Brooklyn-Born Paterno Leaves Penn State Under a Cloud
Thursday, November 10, 2011
The Grand Experiment ended early for Joe Paterno, legendary Penn State football coach, as he was fired on Wednesday evening. The man who holds the record for the largest number of wins in college football came from humble beginnings in Brooklyn’s Flatbush neighborhood.
Paterno was born on December 21, 1926 to Angelo and Florence Paterno. He served as an usher at Ebbets Field, a major league baseball park in Flatbush. In 1941, Paterno began studying at the now defunct Brooklyn Preparatory School — a Catholic Jesuit School for boys.
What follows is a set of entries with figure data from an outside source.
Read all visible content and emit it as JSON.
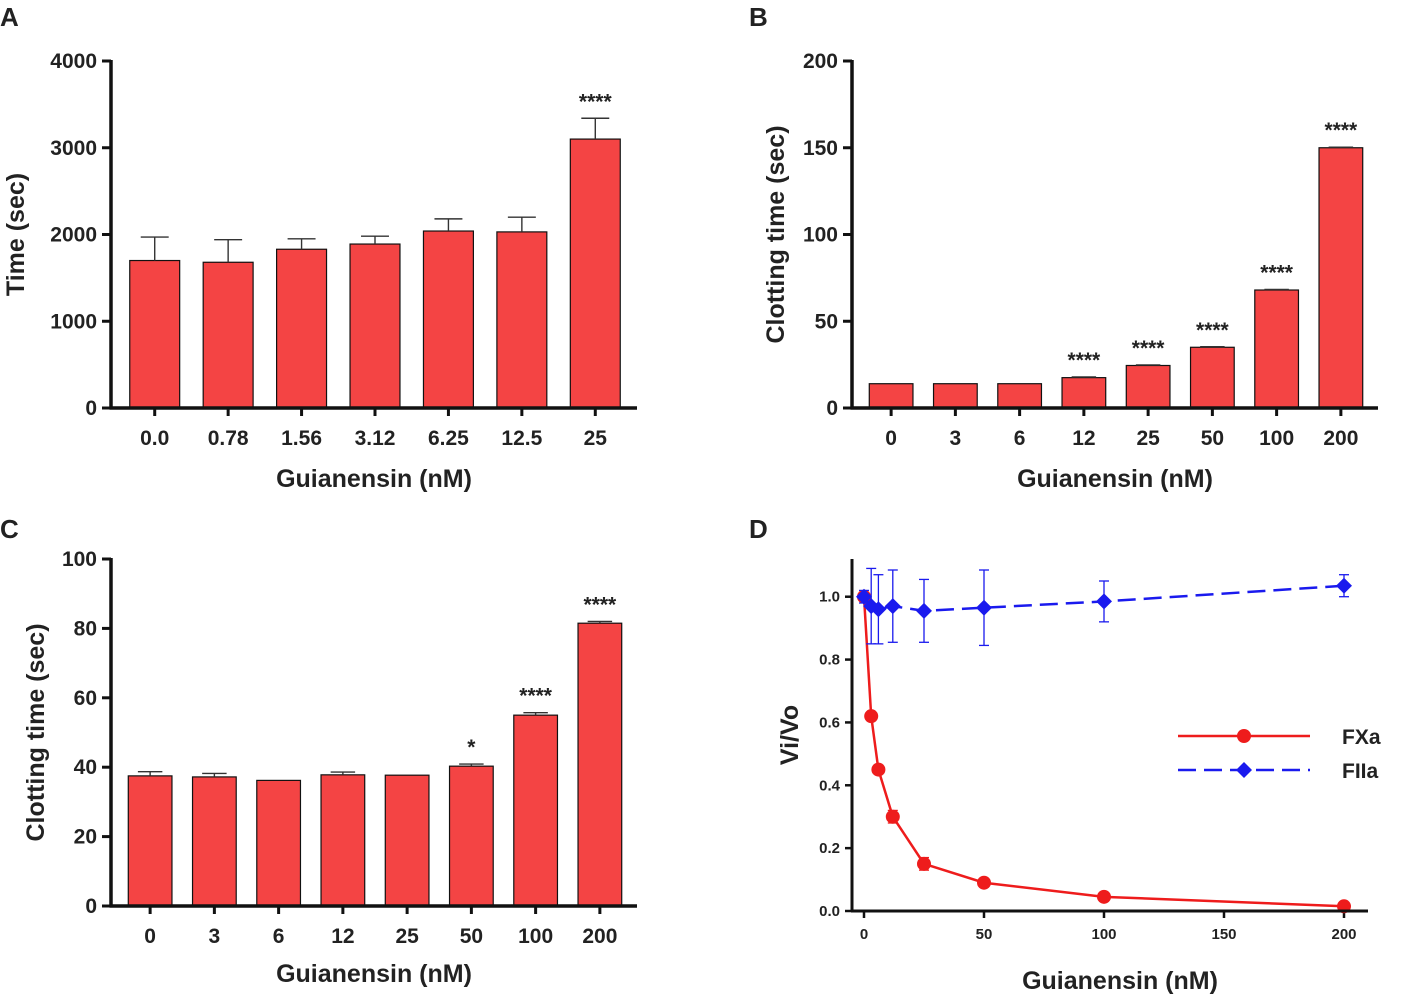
{
  "panels": [
    {
      "letter": "A",
      "chart_data": {
        "type": "bar",
        "title": "",
        "xlabel": "Guianensin (nM)",
        "ylabel": "Time (sec)",
        "categories": [
          "0.0",
          "0.78",
          "1.56",
          "3.12",
          "6.25",
          "12.5",
          "25"
        ],
        "values": [
          1700,
          1680,
          1830,
          1890,
          2040,
          2030,
          3100
        ],
        "errors": [
          270,
          260,
          120,
          90,
          140,
          170,
          240
        ],
        "significance": [
          "",
          "",
          "",
          "",
          "",
          "",
          "****"
        ],
        "ylim": [
          0,
          4000
        ],
        "yticks": [
          0,
          1000,
          2000,
          3000,
          4000
        ],
        "bar_color": "#f44444"
      }
    },
    {
      "letter": "B",
      "chart_data": {
        "type": "bar",
        "title": "",
        "xlabel": "Guianensin (nM)",
        "ylabel": "Clotting time (sec)",
        "categories": [
          "0",
          "3",
          "6",
          "12",
          "25",
          "50",
          "100",
          "200"
        ],
        "values": [
          14,
          14,
          14,
          17.5,
          24.5,
          35,
          68,
          150
        ],
        "errors": [
          0,
          0,
          0,
          0.4,
          0.3,
          0.3,
          0.3,
          0.3
        ],
        "significance": [
          "",
          "",
          "",
          "****",
          "****",
          "****",
          "****",
          "****"
        ],
        "ylim": [
          0,
          200
        ],
        "yticks": [
          0,
          50,
          100,
          150,
          200
        ],
        "bar_color": "#f44444"
      }
    },
    {
      "letter": "C",
      "chart_data": {
        "type": "bar",
        "title": "",
        "xlabel": "Guianensin (nM)",
        "ylabel": "Clotting time (sec)",
        "categories": [
          "0",
          "3",
          "6",
          "12",
          "25",
          "50",
          "100",
          "200"
        ],
        "values": [
          37.5,
          37.2,
          36.2,
          37.8,
          37.7,
          40.3,
          55,
          81.5
        ],
        "errors": [
          1.2,
          1.0,
          0,
          0.8,
          0,
          0.6,
          0.7,
          0.5
        ],
        "significance": [
          "",
          "",
          "",
          "",
          "",
          "*",
          "****",
          "****"
        ],
        "ylim": [
          0,
          100
        ],
        "yticks": [
          0,
          20,
          40,
          60,
          80,
          100
        ],
        "bar_color": "#f44444"
      }
    },
    {
      "letter": "D",
      "chart_data": {
        "type": "line",
        "title": "",
        "xlabel": "Guianensin (nM)",
        "ylabel": "Vi/Vo",
        "xlim": [
          0,
          210
        ],
        "ylim": [
          0,
          1.12
        ],
        "xticks": [
          0,
          50,
          100,
          150,
          200
        ],
        "yticks": [
          0.0,
          0.2,
          0.4,
          0.6,
          0.8,
          1.0
        ],
        "ytick_labels": [
          "0.0",
          "0.2",
          "0.4",
          "0.6",
          "0.8",
          "1.0"
        ],
        "legend_position": "center-right",
        "series": [
          {
            "name": "FXa",
            "color": "#ee1c1c",
            "marker": "circle",
            "dash": "solid",
            "x": [
              0,
              3,
              6,
              12,
              25,
              50,
              100,
              200
            ],
            "y": [
              1.0,
              0.62,
              0.45,
              0.3,
              0.15,
              0.09,
              0.045,
              0.015
            ],
            "errors": [
              0.01,
              0.01,
              0.01,
              0.02,
              0.02,
              0.01,
              0.005,
              0.005
            ]
          },
          {
            "name": "FIIa",
            "color": "#1a1aee",
            "marker": "diamond",
            "dash": "dashed",
            "x": [
              0,
              3,
              6,
              12,
              25,
              50,
              100,
              200
            ],
            "y": [
              1.0,
              0.97,
              0.96,
              0.97,
              0.955,
              0.965,
              0.985,
              1.035
            ],
            "errors": [
              0.02,
              0.12,
              0.11,
              0.115,
              0.1,
              0.12,
              0.065,
              0.035
            ]
          }
        ]
      }
    }
  ]
}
There his athletic abilities became well known; he played basketball and became football team’s quarterback. In previous interviews, Paterno said that during his senior year his team was the best in Catholic school competitions in New York. They only lost one game – to St. Cecilia’s High from Englewood, N.J., which was then coached by a young Vince Lombardi.
Paterno did not only excel in sports, but in academics. He took four years of math and Latin. In his spare time he translated Virgil from Latin. He graduated in 1945.
Paterno went on to attend Brown University, where he played quarterback and defensive back. After graduating in 1950, he was supposed to go to law school, but instead followed his football coach from Brown to Penn State and took a coaching job.
“I had no intention to coach when I got out of Brown,” Paterno said in a 2007 interview before being inducted into the Hall of Fame. “Come to this hick town? From Brooklyn?”
But he did stay and coach, eventually becoming head coach in 1966. Over his career, he won 409 games, more than any other coach in Division I.
He also devised the “Grand Experiment,” which emphasized athletics and academics as equals.
Paterno was fired by the Penn State Board of Trustees on Wednesday, after one of his former assistant coaches, Jerry Sandusky, was charged with sexually abusing eight boys over 15 years. Paterno has come under scrutiny over failing to notify authorities when he was informed of one of the incidents.
Graham Spanier, Penn State president, was also fired.